Not culture in the childish, reductive sense of 'art and music and food and clothes and songs and poems and books and ...' but culture as cultivation.  Agriculture, horticulture, anthroculture.

The classic British sitcom The Good Life had a better idea of the good life than Goeminne and François' 'politics.'  A husband and wife who grow tired of life in the capitalist economy and attempt to live off of the land in their own back garden – growing vegetables, raising livestock, making clothes, bartering, making do.  Did their attempt to cultivate both their means of subsistence and their love for one another outside of the conventions of their society make them transcend politics?  Not at all.  But their most noble of endeavours – eking a living out of the very skin of the earth in a way that is consistent with care for all around them – is not 'politics' however you look at it.  In the end the outside world irrupts into theirs and dashes their tragically fragile lacework to nothing.  That is what you get for going it alone.  That is what you get for growing against the grain.  That is what you get for your counterculture – for your cultivations that run contrary to the political.
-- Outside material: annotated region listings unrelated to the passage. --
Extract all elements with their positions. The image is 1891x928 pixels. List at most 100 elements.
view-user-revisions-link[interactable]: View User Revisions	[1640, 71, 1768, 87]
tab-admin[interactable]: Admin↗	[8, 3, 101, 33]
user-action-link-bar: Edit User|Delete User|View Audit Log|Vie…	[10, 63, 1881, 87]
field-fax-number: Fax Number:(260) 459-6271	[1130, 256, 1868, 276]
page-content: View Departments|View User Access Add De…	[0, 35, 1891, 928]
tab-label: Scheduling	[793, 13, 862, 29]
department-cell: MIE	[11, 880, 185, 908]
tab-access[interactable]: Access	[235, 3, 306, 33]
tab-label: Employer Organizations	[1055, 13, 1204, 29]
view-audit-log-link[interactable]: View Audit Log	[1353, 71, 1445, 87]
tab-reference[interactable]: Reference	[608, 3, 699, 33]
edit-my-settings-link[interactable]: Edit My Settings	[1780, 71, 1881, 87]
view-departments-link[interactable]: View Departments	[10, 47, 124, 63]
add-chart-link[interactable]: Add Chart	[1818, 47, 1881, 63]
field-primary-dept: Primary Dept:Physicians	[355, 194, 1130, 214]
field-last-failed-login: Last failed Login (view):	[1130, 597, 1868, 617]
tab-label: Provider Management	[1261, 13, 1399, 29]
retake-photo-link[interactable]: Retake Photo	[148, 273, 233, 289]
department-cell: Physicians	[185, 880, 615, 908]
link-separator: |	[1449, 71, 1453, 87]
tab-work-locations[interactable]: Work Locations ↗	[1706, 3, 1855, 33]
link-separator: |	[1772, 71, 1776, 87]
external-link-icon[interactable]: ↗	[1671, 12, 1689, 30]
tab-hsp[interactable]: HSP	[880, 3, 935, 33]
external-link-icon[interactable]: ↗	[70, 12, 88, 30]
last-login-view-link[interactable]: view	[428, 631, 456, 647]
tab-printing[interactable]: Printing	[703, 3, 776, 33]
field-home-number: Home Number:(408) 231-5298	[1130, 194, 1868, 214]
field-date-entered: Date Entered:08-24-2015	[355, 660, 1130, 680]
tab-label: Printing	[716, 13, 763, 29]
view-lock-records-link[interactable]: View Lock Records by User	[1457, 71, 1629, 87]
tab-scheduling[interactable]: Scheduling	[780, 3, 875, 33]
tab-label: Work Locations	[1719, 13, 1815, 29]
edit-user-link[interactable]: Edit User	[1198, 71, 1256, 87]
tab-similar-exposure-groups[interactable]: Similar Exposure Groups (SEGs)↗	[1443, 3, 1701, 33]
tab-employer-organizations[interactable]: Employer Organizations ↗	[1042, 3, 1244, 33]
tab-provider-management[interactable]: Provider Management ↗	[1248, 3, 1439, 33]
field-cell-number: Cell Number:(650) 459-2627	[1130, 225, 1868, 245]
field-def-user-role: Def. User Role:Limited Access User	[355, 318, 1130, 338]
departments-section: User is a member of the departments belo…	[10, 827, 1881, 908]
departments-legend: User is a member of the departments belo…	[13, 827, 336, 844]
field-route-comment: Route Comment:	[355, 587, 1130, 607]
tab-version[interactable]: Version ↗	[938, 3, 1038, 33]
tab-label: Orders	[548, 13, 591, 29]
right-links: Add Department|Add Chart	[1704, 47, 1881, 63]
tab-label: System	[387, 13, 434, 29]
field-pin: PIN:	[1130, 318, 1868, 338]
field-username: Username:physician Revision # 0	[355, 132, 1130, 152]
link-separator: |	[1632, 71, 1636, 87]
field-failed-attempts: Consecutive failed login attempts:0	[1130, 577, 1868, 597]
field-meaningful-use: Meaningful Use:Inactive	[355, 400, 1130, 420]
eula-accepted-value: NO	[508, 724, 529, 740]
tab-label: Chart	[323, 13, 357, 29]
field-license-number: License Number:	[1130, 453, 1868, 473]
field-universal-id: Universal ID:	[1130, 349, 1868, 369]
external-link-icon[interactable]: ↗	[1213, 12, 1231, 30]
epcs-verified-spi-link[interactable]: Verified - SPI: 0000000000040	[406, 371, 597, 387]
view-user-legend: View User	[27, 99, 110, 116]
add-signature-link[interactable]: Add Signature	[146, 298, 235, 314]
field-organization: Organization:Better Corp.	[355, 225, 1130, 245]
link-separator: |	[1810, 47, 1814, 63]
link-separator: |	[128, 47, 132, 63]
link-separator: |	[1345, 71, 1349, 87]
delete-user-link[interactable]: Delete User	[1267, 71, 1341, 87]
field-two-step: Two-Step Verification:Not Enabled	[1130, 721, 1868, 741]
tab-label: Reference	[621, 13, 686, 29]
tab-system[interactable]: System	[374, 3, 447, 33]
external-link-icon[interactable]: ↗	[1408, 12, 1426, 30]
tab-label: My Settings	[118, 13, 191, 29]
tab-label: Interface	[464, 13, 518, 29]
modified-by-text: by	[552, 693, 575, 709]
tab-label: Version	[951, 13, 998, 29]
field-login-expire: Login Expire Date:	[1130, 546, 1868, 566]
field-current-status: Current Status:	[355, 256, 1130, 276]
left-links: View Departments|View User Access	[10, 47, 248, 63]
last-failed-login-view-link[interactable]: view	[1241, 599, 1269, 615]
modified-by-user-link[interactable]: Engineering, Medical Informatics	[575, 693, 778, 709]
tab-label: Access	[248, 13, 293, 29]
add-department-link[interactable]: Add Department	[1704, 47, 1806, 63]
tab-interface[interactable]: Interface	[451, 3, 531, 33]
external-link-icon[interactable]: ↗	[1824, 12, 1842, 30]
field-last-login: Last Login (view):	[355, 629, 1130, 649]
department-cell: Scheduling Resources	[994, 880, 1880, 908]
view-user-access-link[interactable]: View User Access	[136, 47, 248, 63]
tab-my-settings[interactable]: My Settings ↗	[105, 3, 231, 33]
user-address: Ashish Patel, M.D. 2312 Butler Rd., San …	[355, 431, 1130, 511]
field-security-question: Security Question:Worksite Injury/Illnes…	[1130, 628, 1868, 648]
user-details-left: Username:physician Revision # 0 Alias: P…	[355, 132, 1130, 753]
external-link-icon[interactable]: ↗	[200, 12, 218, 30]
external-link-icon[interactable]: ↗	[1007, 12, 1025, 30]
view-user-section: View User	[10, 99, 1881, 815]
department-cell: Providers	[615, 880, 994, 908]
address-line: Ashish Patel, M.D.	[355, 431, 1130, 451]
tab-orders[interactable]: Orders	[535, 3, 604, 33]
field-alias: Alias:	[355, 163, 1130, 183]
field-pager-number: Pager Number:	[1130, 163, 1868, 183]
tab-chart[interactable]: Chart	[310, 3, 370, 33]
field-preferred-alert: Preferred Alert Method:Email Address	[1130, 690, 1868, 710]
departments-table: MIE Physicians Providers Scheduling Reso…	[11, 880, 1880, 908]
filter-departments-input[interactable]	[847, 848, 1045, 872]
Yes, the good life is all about cultivation, nurturing, the production of the conditions for flourishing (or simply for getting by) – it's about culture.  Culture must pass by way of politics since it is too fragile to persist on its own but politics it is not.  Culture is the good life is ethics; politics is something else.  Politics has no moral compass of its own, no direction of its own – it must be directed.  Perhaps when politics takes culture as its compass – when politics is encompassed by culture and not the other way around – the outcomes are the best for everyone but to speak of politics as though it were culture misses the whole horrid underbelly – the underbelly that is shamelessly exposed more often than not.  Worse, it deprives politics of all the powers that could splint, ballast and mineralise culture – that could make it enduring, that could put bones beneath its aching, beautiful flesh.

"Politics have no relation to morals," wrote Machiavelli.  He should have written 'no necessary relation' – but aside from that he was right.  "When I hear the word culture, I reach for my gun" – when culture is encompassed by politics this is the result.